Circus Scene by Marie-Louise von Motesiczky, was painted in 1964 when the Viennese-Jewish artist was living in Chesterford Gardens. The "important" late career oil was acquired by the Ben Uri Gallery and Museum for £8,125 to join its collection of Jewish and immigrant artists, many of whom were threatened by Hitler's murderous regime.

Curators hope it will go on show alongside other new acquisitions when the Boundary Road museum reopens.

But in the meantime, it can be viewed in their online gallery of works by 442 artists including Frank Auerbach, Marc Chagall, Sonia Delaunay, Mark Gertler and Jacob Epstein.

The modest venue has spent the past two years digitising its collection to become "the first full scale digital museum" - a move which has allowed them to expand both their reach and collection, including the painting by von Motesiczky.

Born in Vienna in 1906, she left school at 13, and attended art classes in Vienna, The Hague, Frankfurt, Paris, and Berlin before being invited in 1927 to join Max Beckmann’s masterclass in Frankfurt.

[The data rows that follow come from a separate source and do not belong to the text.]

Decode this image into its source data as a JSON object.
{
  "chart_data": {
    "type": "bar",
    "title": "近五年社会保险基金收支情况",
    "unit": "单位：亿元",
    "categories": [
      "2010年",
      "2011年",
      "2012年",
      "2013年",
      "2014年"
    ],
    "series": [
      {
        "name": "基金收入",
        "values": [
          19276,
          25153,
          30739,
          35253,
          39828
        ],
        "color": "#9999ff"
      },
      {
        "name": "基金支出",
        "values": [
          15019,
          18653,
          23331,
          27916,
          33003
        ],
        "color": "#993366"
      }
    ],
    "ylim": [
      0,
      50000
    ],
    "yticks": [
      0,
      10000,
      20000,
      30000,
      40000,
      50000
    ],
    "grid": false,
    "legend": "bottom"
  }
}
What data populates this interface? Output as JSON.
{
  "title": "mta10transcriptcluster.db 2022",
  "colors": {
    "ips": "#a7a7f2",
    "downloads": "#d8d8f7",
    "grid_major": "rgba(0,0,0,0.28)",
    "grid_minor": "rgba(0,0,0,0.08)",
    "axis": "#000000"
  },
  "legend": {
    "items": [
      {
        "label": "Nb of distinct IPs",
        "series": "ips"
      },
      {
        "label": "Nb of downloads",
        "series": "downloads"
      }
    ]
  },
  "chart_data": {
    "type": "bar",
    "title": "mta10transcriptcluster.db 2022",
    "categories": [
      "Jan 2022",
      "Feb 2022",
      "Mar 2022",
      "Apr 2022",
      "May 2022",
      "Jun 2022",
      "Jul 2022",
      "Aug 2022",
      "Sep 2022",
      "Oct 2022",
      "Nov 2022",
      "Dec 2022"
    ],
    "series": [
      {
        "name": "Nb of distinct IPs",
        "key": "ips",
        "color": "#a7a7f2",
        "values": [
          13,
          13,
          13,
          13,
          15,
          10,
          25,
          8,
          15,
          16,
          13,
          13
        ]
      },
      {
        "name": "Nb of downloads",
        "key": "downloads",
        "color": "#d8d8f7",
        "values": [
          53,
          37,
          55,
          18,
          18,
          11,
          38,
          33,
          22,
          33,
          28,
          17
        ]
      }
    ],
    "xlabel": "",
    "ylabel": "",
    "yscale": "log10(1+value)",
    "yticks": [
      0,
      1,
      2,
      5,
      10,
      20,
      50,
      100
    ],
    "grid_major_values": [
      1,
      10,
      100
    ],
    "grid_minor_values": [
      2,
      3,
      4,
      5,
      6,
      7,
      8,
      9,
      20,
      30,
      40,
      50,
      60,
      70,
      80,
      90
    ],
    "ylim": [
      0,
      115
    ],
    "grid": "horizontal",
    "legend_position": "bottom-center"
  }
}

But when the Nazis annexed Austria on March 12,1938, she fled to Holland the following day with her mother, Henriette, and childhood nanny. Her brother, Karl, who refused to leave, continued to shelter Jewish friends and Nazi opponents until he was betrayed. He perished in Auschwitz in 1943.

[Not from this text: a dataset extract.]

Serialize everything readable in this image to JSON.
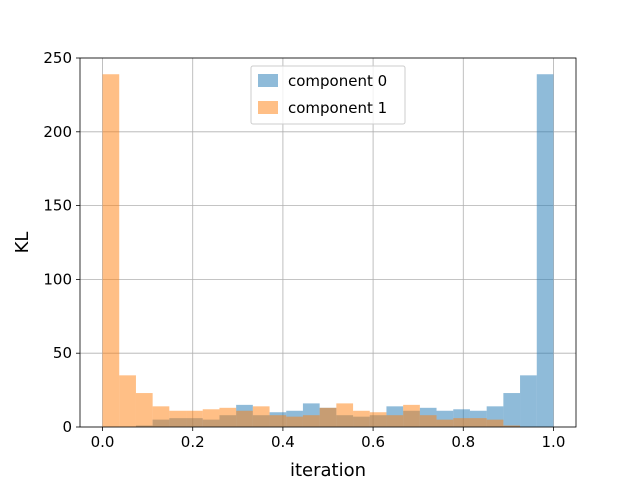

Marie-Louise held her first exhibition at The Hague in 1939, leaving for London shortly afterwards where she became influenced by fellow emigre Oskar Kokoschka, befriended Hampstead artist Milein Cosman, and became the lover of writer Elias Canetti. Solo shows included the Czechoslovak Institute in 1944, the Beaux Arts Gallery in 1960, and the Goethe Institute in 1985 – which brought critical acclaim and cemented her reputation as an important figurative painter and portraitist, whose subjects included Iris Murdoch and Ursula Vaughan Williams.

In 1960 she moved into 6 Chesterford Gardens where her increasingly fragile mother soon joined her along with an Austrian housekeeper who was renowned for her apple strudel. Canetti also moved in, and it became a haven of Viennese decor, cuisine and culture with Henriette installed in a room overlooking the extensive garden, and Marie-Louise in a downstairs studio. The ever closer relationship between daughter and ageing mother produced a series of beautiful, and moving portraits of the fragility of old age and helplessness. Henriette died in 1978, aged 96, and Marie-Louise in 1996, after which the house and studio, run by the Marie-Louise von Motesiczky Trust, became a museum to her life and work.

Circus Scene was among a handful of works offered at auction by the trust and is loosely based on three photographs taken by Marie-Louise at a performance. Although her work was previously exhibited at Ben Uri exhibitions Forced Journeys: Artists in Exile in Britain, and Out of Austria (2018), it is the first example of her work to enter the collection.